In short, the article states that much of what you want to accomplish with any project is possible with the standard, tried-and-true Unix tools. When you shun these tools in favor of the latest-and-greatest buzzword tool or library, you’re not only introducing a lot of unnecessary complexity at the get-go, but you’re taking on the responsibility of maintaining that code. You’re also introducing a lot of uncertainty by shunning a near-bulletproof method for a new-kid-on-the-block library that hasn’t had the benefit of being around the block a few billion times over the last 40 years.

I can’t tell you how many times others have looked at my code and called it “messy” because I tend to make use of standard Unix utilities rather than the newfangled libraries. Hey, I tell them, I just wanted to write a quick script that accomplishes a simple task in as little time as possible. I want it to be reliable, and I want it to “just work.” If I had done it your way, it would have taken me 6 hours instead of just 20 minutes. And it probably would have broken in a year or two. Unix’s find, xargs, cat, sort, wget, grep, awk, et al, all work splendidly. Why reinvent the wheel?
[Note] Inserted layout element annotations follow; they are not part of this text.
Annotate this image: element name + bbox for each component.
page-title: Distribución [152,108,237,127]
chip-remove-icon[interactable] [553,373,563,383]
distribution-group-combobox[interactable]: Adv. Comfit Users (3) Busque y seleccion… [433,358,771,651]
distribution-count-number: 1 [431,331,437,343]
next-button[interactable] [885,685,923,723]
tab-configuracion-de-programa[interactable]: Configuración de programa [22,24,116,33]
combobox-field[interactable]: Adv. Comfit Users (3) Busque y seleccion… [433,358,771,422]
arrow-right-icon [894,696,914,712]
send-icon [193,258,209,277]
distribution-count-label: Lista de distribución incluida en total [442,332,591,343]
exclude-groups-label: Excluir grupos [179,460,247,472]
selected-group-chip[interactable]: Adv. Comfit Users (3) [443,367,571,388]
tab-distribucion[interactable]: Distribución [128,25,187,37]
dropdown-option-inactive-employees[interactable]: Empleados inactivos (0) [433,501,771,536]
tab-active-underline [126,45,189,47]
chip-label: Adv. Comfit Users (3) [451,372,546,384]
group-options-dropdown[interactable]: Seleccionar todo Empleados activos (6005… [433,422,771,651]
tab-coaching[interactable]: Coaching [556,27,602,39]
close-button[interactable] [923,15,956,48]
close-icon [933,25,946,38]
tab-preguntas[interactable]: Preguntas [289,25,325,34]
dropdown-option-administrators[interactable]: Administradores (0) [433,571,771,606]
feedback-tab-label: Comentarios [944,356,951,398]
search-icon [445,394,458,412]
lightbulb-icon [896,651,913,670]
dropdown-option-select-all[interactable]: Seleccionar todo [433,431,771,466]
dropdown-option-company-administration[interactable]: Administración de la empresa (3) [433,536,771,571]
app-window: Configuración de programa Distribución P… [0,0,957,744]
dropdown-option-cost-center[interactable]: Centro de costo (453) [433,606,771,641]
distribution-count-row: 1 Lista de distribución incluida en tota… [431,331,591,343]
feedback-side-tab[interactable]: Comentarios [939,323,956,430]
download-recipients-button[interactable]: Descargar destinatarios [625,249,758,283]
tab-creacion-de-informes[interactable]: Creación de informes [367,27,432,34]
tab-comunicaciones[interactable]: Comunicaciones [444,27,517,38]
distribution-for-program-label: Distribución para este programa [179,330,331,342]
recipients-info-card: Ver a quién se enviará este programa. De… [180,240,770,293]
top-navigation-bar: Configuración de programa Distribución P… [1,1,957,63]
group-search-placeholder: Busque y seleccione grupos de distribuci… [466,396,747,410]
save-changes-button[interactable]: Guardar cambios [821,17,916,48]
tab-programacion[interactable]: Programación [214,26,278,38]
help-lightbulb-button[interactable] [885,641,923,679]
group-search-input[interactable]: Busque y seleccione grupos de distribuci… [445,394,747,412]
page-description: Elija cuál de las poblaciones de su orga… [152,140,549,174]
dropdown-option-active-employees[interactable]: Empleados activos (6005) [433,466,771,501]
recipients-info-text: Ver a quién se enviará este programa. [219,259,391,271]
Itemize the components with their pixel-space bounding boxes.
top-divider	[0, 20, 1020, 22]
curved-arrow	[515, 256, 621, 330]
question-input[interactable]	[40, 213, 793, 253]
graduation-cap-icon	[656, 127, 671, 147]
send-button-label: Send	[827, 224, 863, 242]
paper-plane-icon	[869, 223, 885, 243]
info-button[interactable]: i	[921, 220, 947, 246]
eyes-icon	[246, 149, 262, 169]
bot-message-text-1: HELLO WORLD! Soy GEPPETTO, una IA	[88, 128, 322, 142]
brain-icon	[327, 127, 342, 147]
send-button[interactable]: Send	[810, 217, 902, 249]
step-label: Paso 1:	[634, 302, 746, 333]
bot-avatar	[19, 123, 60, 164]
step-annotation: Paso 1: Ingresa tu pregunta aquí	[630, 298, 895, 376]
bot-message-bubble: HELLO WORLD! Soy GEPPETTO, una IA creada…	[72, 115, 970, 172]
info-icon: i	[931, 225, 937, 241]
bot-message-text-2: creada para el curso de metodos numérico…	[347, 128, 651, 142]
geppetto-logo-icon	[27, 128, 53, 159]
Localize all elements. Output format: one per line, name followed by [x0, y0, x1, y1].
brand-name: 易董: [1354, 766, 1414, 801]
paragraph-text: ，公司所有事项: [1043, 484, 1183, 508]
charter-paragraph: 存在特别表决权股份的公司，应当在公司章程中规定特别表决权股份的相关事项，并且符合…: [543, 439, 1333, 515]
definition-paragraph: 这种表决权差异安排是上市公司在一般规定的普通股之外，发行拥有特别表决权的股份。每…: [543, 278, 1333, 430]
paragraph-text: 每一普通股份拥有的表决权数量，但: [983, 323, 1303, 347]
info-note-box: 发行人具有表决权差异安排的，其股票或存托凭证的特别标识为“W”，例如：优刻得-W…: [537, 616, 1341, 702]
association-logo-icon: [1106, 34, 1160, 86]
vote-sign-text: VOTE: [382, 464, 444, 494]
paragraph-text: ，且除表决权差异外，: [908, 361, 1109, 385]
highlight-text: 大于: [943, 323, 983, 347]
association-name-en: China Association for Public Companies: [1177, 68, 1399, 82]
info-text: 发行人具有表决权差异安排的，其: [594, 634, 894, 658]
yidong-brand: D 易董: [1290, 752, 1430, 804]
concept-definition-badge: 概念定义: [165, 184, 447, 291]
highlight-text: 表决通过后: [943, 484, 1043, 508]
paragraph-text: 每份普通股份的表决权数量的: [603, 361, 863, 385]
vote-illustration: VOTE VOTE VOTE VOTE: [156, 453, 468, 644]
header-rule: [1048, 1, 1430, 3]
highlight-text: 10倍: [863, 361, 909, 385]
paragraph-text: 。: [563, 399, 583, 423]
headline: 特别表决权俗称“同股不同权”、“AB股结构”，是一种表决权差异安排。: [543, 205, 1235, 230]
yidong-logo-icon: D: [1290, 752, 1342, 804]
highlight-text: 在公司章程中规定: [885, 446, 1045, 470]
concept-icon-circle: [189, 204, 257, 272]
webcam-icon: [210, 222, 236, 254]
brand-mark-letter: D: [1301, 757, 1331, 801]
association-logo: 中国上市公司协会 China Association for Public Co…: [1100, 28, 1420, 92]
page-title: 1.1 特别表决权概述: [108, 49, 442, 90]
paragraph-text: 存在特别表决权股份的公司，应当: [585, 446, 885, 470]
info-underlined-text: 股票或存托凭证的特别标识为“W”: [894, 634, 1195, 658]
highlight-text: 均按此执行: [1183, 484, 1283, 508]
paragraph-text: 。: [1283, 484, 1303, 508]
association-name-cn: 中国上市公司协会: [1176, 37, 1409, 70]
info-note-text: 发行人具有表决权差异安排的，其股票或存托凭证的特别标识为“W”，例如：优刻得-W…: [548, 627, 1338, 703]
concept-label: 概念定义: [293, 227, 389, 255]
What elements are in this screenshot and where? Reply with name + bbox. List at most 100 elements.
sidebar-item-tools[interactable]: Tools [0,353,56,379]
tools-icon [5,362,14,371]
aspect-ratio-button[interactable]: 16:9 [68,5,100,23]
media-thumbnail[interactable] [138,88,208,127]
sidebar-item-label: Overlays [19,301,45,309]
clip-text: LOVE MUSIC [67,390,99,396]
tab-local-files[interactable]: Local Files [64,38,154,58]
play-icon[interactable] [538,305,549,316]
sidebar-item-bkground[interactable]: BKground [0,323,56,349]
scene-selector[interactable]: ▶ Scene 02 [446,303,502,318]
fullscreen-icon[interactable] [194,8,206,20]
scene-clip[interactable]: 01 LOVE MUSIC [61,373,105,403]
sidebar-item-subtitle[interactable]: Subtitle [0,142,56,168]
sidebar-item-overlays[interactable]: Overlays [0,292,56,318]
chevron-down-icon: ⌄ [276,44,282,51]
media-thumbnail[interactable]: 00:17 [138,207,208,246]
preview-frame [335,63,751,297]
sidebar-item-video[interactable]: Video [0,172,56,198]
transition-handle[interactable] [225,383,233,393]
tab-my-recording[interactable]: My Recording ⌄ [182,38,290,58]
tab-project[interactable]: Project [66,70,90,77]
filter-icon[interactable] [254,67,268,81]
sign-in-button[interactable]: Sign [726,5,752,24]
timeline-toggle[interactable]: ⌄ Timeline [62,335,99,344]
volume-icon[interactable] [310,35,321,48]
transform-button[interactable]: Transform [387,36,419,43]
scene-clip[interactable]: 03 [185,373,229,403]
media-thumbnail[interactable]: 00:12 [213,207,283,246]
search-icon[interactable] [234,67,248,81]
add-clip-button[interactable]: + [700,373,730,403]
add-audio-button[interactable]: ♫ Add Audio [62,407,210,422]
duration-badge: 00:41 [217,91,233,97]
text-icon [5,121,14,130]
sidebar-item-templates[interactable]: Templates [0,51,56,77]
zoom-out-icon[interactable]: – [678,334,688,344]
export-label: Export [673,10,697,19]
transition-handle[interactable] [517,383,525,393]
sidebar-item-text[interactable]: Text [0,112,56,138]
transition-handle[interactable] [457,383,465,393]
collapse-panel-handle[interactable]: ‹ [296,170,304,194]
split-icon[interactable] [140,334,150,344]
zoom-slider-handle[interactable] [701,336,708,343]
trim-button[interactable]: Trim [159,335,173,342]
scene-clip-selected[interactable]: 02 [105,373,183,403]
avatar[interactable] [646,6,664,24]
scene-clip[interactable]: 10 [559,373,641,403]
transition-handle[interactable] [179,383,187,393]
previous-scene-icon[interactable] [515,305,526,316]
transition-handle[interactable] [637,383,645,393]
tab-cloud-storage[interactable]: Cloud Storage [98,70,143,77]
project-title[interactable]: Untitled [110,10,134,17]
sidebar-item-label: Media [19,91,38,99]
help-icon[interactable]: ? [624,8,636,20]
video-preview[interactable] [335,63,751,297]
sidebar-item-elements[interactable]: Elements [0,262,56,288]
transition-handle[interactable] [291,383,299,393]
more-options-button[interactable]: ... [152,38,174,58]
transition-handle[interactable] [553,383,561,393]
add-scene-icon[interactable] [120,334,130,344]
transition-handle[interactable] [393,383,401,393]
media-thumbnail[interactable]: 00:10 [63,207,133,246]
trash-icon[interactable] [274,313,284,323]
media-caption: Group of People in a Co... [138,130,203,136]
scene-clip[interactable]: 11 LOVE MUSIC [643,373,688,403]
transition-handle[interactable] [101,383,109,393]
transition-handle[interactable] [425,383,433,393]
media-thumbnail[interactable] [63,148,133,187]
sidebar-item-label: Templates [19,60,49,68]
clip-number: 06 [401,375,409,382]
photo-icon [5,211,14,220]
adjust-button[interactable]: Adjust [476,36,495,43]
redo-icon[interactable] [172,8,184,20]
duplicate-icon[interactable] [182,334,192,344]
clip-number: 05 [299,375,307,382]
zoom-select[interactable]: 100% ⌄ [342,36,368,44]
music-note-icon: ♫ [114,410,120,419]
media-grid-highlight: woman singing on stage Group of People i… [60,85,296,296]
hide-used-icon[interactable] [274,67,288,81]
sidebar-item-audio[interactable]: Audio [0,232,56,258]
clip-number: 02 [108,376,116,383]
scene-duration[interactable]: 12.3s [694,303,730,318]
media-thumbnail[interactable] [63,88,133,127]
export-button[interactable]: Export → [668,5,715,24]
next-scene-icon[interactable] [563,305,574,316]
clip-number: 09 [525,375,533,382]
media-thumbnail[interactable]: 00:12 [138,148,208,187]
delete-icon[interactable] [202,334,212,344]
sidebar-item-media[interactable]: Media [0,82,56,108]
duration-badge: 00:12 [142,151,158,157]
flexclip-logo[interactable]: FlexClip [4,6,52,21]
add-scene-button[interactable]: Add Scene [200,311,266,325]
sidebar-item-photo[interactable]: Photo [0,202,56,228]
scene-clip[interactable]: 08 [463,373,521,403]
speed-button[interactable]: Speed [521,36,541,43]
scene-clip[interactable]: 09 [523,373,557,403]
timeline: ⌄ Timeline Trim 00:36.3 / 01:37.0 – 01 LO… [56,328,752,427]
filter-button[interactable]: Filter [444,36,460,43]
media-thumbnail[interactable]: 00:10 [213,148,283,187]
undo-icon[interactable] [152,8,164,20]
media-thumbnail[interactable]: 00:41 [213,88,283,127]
Dziuba provides an excellent example:

Here’s a concrete example: suppose you have millions of web pages that you want to download and save to disk for later processing. How do you do it? The cool-kids answer is to write a distributed crawler in Clojure and run it on EC2, handing out jobs with a message queue like SQS or ZeroMQ.

The Taco Bell answer? xargs and wget. In the rare case that you saturate the network connection, add some split and rsync. A “distributed crawler” is really only like 10 lines of shell script.

Moving on, once you have these millions of pages (or even tens of millions), how do you process them? Surely, Hadoop MapReduce is necessary, after all, that’s what Google uses to parse the web, right?

Pfft, fuck that noise:

find crawl_dir/ -type f -print0 | xargs -n1 -0 -P32 ./process

32 concurrent parallel parsing processes and zero bullshit to manage. Requirement satisfied.

Simple, yet brilliant.